PROSPER ET GEORGE

Article publié sur Internet
entre les Lettres n°310 et 311
puis dans la Lettre 312


PROSPER ET GEORGE de Gérard Savoisien. Mise en scène Thierry Lavat avec Miren Pradier et Christophe de Mareuil.
1833, le feu et la glace, George Sand et Prosper Mérimée en plein Romantisme.
Mère inquiète, femme qui défend bec et ongles sa liberté et arbore pantalon et gilet, elle se livre follement au charme de Mérimée.
Cynique, sans entraves amoureuses, il confesse, presque avec vergogne, combien cette George l'attire et enivre ses sens.
Amours tumultueuses, sans lendemains concevables, parce qu'à trop se ressembler, on ne peut que s'affronter. Tous deux gens de lettres reconnus, ils ne concéderont jamais à l'autre une prééminence de littérateur et, au cœur de leurs véhémentes disputes, fusent les insultes les plus variées.
«
Une bourgeoise qui se donne des airs tout au plus. Un plumeau, pas une plume ! », lui lance-t-il. « Fonctionnaire vous êtes, fonctionnaire vous mourrez ! Un obscur besogneux qui noircit la page blanche ! », rétorque-t-elle…
Elle pleure de rage sur sa « vie faite de déchirures », il lui offre son grand mouchoir. « Ne change jamais », la prie-t-il avec émotion, avant de retourner à sa maîtresse Céline et à ses responsabilités de haut fonctionnaire.
Ils s'enivrent de corps et de champagne, s'entre-dévorent, rient beaucoup des savoureux portraits d'écrivains en vogue que Prosper trace avec grande verve.
S'il se montre soucieux du qu'en-dira-t-on, elle devance crânement les cancans qui traînent à son encontre.
De concert, ils mettront fin à cette brève flambée qui les prive d'eux-mêmes, en présentant cette fulgurance comme une déception sans lendemain, pour « deux cœurs qui étaient peut-être faits l'un pour l'autre ».
Gérard Savoisien « invente » cet amour dévastateur qui les a peut-être foudroyés.
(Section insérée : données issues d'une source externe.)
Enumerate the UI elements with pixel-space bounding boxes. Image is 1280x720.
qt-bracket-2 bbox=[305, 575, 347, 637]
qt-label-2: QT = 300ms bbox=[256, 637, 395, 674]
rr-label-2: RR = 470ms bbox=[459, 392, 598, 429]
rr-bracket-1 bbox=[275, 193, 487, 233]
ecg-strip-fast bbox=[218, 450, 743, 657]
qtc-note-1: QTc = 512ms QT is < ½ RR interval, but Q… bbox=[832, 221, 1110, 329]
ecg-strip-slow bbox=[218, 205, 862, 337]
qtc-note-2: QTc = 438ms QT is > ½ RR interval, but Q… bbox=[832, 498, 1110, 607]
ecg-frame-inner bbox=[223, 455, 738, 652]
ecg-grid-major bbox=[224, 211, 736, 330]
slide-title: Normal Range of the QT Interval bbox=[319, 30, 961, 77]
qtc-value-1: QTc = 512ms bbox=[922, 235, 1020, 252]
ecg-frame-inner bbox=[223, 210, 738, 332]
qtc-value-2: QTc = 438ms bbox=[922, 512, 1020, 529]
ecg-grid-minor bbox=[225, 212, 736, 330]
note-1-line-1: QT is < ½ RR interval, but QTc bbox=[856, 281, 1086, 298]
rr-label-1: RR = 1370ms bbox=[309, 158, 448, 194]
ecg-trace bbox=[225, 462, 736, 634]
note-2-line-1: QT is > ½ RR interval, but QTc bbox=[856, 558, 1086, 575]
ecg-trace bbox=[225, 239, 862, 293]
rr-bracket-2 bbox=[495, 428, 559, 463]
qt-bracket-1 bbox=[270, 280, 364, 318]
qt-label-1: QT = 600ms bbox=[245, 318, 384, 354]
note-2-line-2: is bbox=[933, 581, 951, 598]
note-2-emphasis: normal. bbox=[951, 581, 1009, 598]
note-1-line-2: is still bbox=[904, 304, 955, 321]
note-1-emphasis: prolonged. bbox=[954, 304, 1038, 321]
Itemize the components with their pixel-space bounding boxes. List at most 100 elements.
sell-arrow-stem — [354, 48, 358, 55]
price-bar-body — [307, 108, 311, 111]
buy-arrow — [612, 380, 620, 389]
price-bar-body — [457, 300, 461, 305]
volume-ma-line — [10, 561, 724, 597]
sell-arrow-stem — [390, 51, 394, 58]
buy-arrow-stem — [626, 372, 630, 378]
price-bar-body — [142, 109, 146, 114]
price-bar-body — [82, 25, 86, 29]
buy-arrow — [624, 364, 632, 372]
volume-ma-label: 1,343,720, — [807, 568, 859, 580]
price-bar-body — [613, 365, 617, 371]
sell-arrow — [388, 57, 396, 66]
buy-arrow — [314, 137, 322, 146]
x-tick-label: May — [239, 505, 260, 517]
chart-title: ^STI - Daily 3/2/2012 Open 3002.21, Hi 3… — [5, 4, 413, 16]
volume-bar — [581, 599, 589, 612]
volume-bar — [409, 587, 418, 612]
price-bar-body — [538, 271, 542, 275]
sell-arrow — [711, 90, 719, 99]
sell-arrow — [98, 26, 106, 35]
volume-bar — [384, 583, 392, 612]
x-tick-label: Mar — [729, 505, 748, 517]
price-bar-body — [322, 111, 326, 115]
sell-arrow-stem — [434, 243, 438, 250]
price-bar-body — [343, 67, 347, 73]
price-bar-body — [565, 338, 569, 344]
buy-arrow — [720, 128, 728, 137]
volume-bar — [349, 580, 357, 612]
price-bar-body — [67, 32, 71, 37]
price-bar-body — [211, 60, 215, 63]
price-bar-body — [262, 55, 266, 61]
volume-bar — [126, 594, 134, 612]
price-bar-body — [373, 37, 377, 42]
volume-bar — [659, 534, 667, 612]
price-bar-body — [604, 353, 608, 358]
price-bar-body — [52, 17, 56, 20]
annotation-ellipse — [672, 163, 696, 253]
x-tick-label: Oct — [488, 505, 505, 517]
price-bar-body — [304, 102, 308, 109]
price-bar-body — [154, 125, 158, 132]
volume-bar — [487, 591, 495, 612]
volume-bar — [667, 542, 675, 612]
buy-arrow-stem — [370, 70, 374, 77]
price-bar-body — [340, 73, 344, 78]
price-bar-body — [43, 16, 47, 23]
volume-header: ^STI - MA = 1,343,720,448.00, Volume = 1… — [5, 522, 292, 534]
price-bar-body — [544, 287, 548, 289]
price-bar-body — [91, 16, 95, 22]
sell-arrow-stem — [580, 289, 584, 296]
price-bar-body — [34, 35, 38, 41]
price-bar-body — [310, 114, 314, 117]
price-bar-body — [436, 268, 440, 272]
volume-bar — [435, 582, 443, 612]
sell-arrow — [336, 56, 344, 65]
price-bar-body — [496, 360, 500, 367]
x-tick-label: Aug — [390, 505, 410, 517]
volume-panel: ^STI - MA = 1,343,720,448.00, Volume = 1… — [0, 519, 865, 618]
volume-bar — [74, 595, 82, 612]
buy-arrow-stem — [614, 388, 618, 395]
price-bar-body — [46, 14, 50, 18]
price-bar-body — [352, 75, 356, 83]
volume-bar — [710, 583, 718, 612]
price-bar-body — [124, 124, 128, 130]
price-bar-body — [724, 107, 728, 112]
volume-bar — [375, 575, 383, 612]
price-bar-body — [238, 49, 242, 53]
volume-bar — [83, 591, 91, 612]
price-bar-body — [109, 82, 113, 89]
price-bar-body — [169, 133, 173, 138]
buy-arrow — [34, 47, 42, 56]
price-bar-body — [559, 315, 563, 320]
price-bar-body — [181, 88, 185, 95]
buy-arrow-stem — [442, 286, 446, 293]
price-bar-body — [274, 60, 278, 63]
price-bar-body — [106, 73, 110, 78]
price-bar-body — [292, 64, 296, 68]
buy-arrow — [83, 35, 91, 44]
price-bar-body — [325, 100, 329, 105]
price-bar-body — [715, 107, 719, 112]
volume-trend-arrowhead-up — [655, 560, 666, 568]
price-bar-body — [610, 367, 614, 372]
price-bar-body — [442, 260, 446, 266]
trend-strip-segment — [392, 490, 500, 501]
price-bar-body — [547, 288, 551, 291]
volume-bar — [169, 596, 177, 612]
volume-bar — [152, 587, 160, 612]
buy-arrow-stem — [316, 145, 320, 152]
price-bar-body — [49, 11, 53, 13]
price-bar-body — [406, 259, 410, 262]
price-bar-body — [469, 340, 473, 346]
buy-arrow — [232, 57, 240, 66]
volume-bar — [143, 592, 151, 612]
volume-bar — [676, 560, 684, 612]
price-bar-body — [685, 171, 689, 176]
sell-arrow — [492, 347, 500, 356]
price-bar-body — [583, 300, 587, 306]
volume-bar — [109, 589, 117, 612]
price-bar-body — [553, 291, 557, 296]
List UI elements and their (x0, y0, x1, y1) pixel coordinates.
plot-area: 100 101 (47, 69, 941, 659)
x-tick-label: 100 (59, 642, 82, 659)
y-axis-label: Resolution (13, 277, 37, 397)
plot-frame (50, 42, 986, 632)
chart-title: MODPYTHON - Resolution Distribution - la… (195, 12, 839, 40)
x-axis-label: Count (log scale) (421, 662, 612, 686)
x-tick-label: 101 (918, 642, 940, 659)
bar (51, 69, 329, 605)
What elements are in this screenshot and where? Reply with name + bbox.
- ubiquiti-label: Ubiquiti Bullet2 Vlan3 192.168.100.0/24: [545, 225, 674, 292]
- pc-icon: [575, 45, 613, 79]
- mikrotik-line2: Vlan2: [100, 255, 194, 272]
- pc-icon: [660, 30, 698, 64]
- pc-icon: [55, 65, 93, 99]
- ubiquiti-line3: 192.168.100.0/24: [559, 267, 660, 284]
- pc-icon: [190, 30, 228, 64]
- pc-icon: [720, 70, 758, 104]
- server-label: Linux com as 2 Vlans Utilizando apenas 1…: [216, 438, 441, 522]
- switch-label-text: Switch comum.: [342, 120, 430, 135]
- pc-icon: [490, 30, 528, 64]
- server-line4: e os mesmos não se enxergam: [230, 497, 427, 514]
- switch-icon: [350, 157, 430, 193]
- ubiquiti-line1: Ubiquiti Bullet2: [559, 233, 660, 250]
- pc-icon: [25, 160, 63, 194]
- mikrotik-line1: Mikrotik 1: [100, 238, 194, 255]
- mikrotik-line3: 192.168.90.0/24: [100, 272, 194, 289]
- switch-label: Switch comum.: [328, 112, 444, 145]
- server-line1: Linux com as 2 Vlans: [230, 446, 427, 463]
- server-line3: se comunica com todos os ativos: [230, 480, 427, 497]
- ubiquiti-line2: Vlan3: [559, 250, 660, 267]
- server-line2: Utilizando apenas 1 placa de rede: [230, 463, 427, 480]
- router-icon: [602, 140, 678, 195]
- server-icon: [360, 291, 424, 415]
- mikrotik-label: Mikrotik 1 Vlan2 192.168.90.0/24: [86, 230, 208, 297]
Et pour légitimer cette fiction si vraisemblable, il orchestre même le silence condescendant de l'un et de l'autre sur cette parenthèse inavouable et inavouée.
La mise en scène intimiste de ce huis clos enfiévré offre aux deux acteurs remarquables, Miren Pradier et Christophe de Mareuil, le champ clos de leurs ébats et de leurs déchirements. Ah, si la littérature et ses monstres sacrés pouvaient être toujours enseignés de si convaincante manière. A.D. Théâtre du Lucernaire 6e. Reprise au Théâtre La Bruyère 9e.